Business Report Companies

Balwin Properties reports strong apartment sales growth amidst economic uncertainty

Property development

Edward West|Published

Balwin Properties’ De Aan Zicht Estate in Cape Town. The developer of quality apartments has reported continuing demand from buyers of its apartments in March and April, 2026, in spite of the volatile global geopolitical environment.

Image: Supplied

Balwin Properties will continue to develop “good value, well-built, exceptional apartments” through the current volatile inflation and interest rate environment because the demand for housing remains strong, CEO Steve Brookes said yesterday.

Interviewed at the release of the apartment developer’s results for the year to February 28, Brookes said they also plan to grow the group's rental business to 7,000 apartments, and this would act as a hedge on the balance sheet against potential impacts of high inflation and higher interest rates.

“I’ve been through three economic cycles and what I’ve seen is that people still need houses. Also, this country has good banks that will continue to provide home loans. We just need to make sure we remain attentive to what the market needs,” he said in an interview.

In the past year, group revenue increased 21% to R2.7 billion, reflecting the improved conditions in the residential housing market. Revenue growth was driven by a 22% increase in apartment sales to R2.4bn, underpinned by a 17% rise in apartment handovers with 2,053 apartments recognised in revenue (2025: 1,749) and supported by sales price growth.

Profit was up 9% to R254.5 million. Headline earnings per share increased 4% to 47,72 cents per share. Recurring headline earnings per share increased by 41% to 56,44 cents per share.

Brookes said recent global developments had tempered improving economic and consumer sentiment in the local market.

Geopolitical tensions in the Middle East and trade risks had weighed on consumer confidence, with the optimism evident at the start of the calendar year giving way to increased uncertainty.

Positive sales momentum, however, had been maintained, with 1,026 apartments sold in March and April 2026, building on the 1,278 apartments forward sold at the end of the reporting period.

This positioned the group with a strong forward sales pipeline, providing resilience against market conditions while enabling it to capitalise on any improvement in trading conditions.

The group completed its first purpose-built rental development, The Eastlake in Johannesburg East.

The proof of concept for the rental market has delivered the desired outcomes, with a 99% occupancy at year-end. “The demand for these units was just frightening,” said Brookes.

Four new developments for rental had begun, as the group began to expand its rental portfolio “everywhere,” said Brookes.

In total, the group holds investment property valued at R506,9m. In the past year, while economic growth was subdued, moderating inflation and an easing of interest rates had supported consumer demand, improved loan affordability, and stimulated investment in residential property.

Balwin’s results were distorted by the impact of land sale transactions, fair value adjustments to investment property, and a write-off of feasibility costs for an educational facility development that was ultimately deemed misaligned with the group's objectives.

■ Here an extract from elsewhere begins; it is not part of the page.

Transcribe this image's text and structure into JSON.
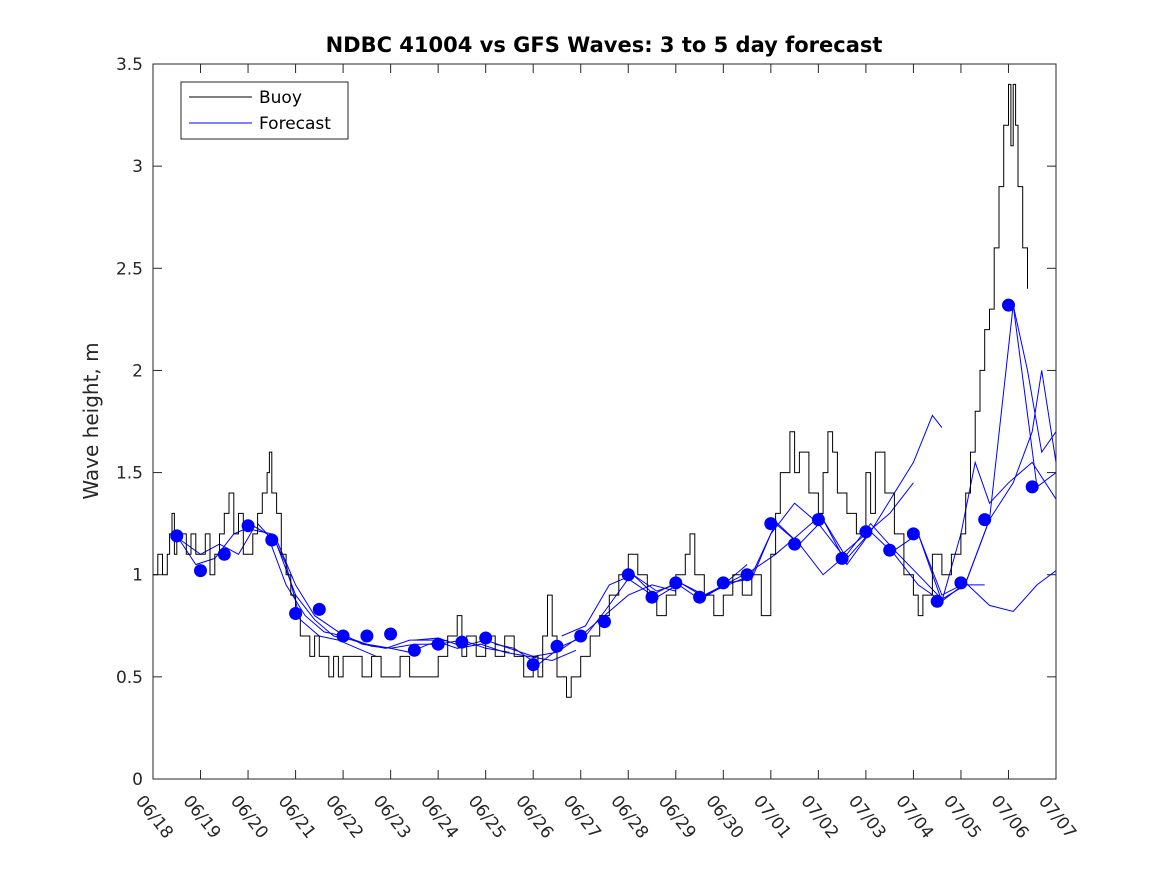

Profit after taxation increased 9% to R254.5m. Excluding the impact of these non-recurring items, group profit increased by 36% and better represents the core business operations.

Brookes said they would continue to sell off non-core investments and use the proceeds to reduce loan-to-value, which fell to 38,1% in the past year from 40.4%.

Balwin Annuity increased revenue by 25% to R219m, maintaining its 8.1% contribution to group revenue.

The group reported a decline in gross margin to 27% (2025: 30%). The gross profit margin from the sale of apartments remained stable at 24%, but the financial impact of the disposal of land parcels impacted the group gross margin performance.

Developments under construction, which comprise the value of land and infrastructure costs, development rights, and construction costs, increased to R6.9bn from R6.7bn.

The cash position was healthy at R208.6m (R254.8m). Cash generation of R198.7m (2025: cash used of R211.5m) recorded a turnaround from improved profitability and disciplined working capital management.